Elman Peace and Human Rights group (EHRO) says most of the deaths occurred in the last months of the years in the war-ravaged capital Mogadishu but the number is lower than previous years.
The fighting in Mogadishu killed at least 1,739 people, including men, women and children and this figure is much lower than the two past years," said the group's vice chairman Ali Sheikh Yassin Gedi in a statement.
Gedi says most of the death was caused by shelling that rocked the capital, planned assassinations by anti-government forces and stray bullets.
The group also said that 4,911 people, all of them civilians were wounded in the shelling and gun battle that the capital experienced in the year.
"The year 2008, which saw the battle between Ethiopian forces and Islamic Courts militia, the death figure was 7,574 while 8636 people were killed in 2007," the group said.
The clashes in the capital also displaced at least 3,900 people who are now living in squalid conditions in Internally Displaced persons' camps.

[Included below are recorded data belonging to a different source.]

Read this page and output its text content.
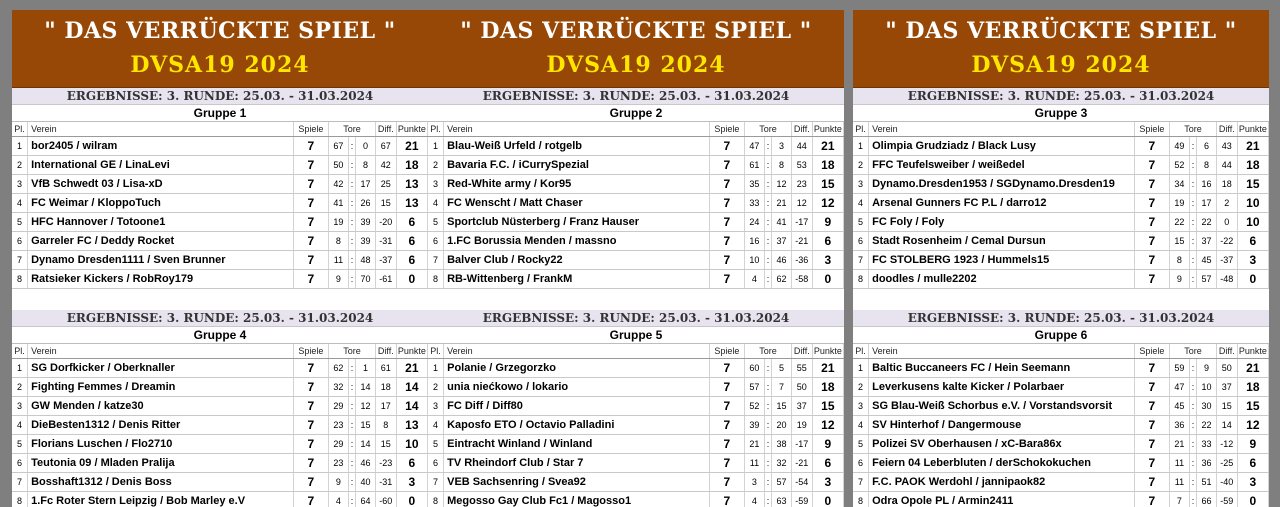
" DAS VERRÜCKTE SPIEL "
DVSA19 2024
ERGEBNISSE: 3. RUNDE: 25.03. - 31.03.2024
Gruppe 1
Pl.	Verein	Spiele	Tore			Diff.	Punkte
1	bor2405 / wilram	7	67	:	0	67	21
2	International GE / LinaLevi	7	50	:	8	42	18
3	VfB Schwedt 03 / Lisa-xD	7	42	:	17	25	13
4	FC Weimar / KloppoTuch	7	41	:	26	15	13
5	HFC Hannover / Totoone1	7	19	:	39	-20	6
6	Garreler FC / Deddy Rocket	7	8	:	39	-31	6
7	Dynamo Dresden1111 / Sven Brunner	7	11	:	48	-37	6
8	Ratsieker Kickers / RobRoy179	7	9	:	70	-61	0
ERGEBNISSE: 3. RUNDE: 25.03. - 31.03.2024
Gruppe 4
Pl.	Verein	Spiele	Tore			Diff.	Punkte
1	SG Dorfkicker / Oberknaller	7	62	:	1	61	21
2	Fighting Femmes / Dreamin	7	32	:	14	18	14
3	GW Menden / katze30	7	29	:	12	17	14
4	DieBesten1312 / Denis Ritter	7	23	:	15	8	13
5	Florians Luschen / Flo2710	7	29	:	14	15	10
6	Teutonia 09 / Mladen Pralija	7	23	:	46	-23	6
7	Bosshaft1312 / Denis Boss	7	9	:	40	-31	3
8	1.Fc Roter Stern Leipzig / Bob Marley e.V	7	4	:	64	-60	0
" DAS VERRÜCKTE SPIEL "
DVSA19 2024
ERGEBNISSE: 3. RUNDE: 25.03. - 31.03.2024
Gruppe 2
Pl.	Verein	Spiele	Tore			Diff.	Punkte
1	Blau-Weiß Urfeld / rotgelb	7	47	:	3	44	21
2	Bavaria F.C. / iCurrySpezial	7	61	:	8	53	18
3	Red-White army / Kor95	7	35	:	12	23	15
4	FC Wenscht / Matt Chaser	7	33	:	21	12	12
5	Sportclub Nüsterberg / Franz Hauser	7	24	:	41	-17	9
6	1.FC Borussia Menden / massno	7	16	:	37	-21	6
7	Balver Club / Rocky22	7	10	:	46	-36	3
8	RB-Wittenberg / FrankM	7	4	:	62	-58	0
ERGEBNISSE: 3. RUNDE: 25.03. - 31.03.2024
Gruppe 5
Pl.	Verein	Spiele	Tore			Diff.	Punkte
1	Polanie / Grzegorzko	7	60	:	5	55	21
2	unia niećkowo / lokario	7	57	:	7	50	18
3	FC Diff / Diff80	7	52	:	15	37	15
4	Kaposfo ETO / Octavio Palladini	7	39	:	20	19	12
5	Eintracht Winland / Winland	7	21	:	38	-17	9
6	TV Rheindorf Club / Star 7	7	11	:	32	-21	6
7	VEB Sachsenring / Svea92	7	3	:	57	-54	3
8	Megosso Gay Club Fc1 / Magosso1	7	4	:	63	-59	0
" DAS VERRÜCKTE SPIEL "
DVSA19 2024
ERGEBNISSE: 3. RUNDE: 25.03. - 31.03.2024
Gruppe 3
Pl.	Verein	Spiele	Tore			Diff.	Punkte
1	Olimpia Grudziadz / Black Lusy	7	49	:	6	43	21
2	FFC Teufelsweiber / weißedel	7	52	:	8	44	18
3	Dynamo.Dresden1953 / SGDynamo.Dresden19	7	34	:	16	18	15
4	Arsenal Gunners FC P.L / darro12	7	19	:	17	2	10
5	FC Foly / Foly	7	22	:	22	0	10
6	Stadt Rosenheim / Cemal Dursun	7	15	:	37	-22	6
7	FC STOLBERG 1923 / Hummels15	7	8	:	45	-37	3
8	doodles / mulle2202	7	9	:	57	-48	0
ERGEBNISSE: 3. RUNDE: 25.03. - 31.03.2024
Gruppe 6
Pl.	Verein	Spiele	Tore			Diff.	Punkte
1	Baltic Buccaneers FC / Hein Seemann	7	59	:	9	50	21
2	Leverkusens kalte Kicker / Polarbaer	7	47	:	10	37	18
3	SG Blau-Weiß Schorbus e.V. / Vorstandsvorsit	7	45	:	30	15	15
4	SV Hinterhof / Dangermouse	7	36	:	22	14	12
5	Polizei SV Oberhausen / xC-Bara86x	7	21	:	33	-12	9
6	Feiern 04 Leberbluten / derSchokokuchen	7	11	:	36	-25	6
7	F.C. PAOK Werdohl / jannipaok82	7	11	:	51	-40	3
8	Odra Opole PL / Armin2411	7	7	:	66	-59	0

The report comes as clashes between Hizbul Islam and Somali forces backed by AU troops killed four people and injured 10 others in the capital on Thursday.
The clashes erupted on Wednesday night and continued on Thursday morning in the capital's Hodan districts with mortar shells and gunfire exchanged.
However, Defense Minister Yusuf Mohamed Siad Indha Adde told reporters in Mogadishu that no soldier was killed in the fighting.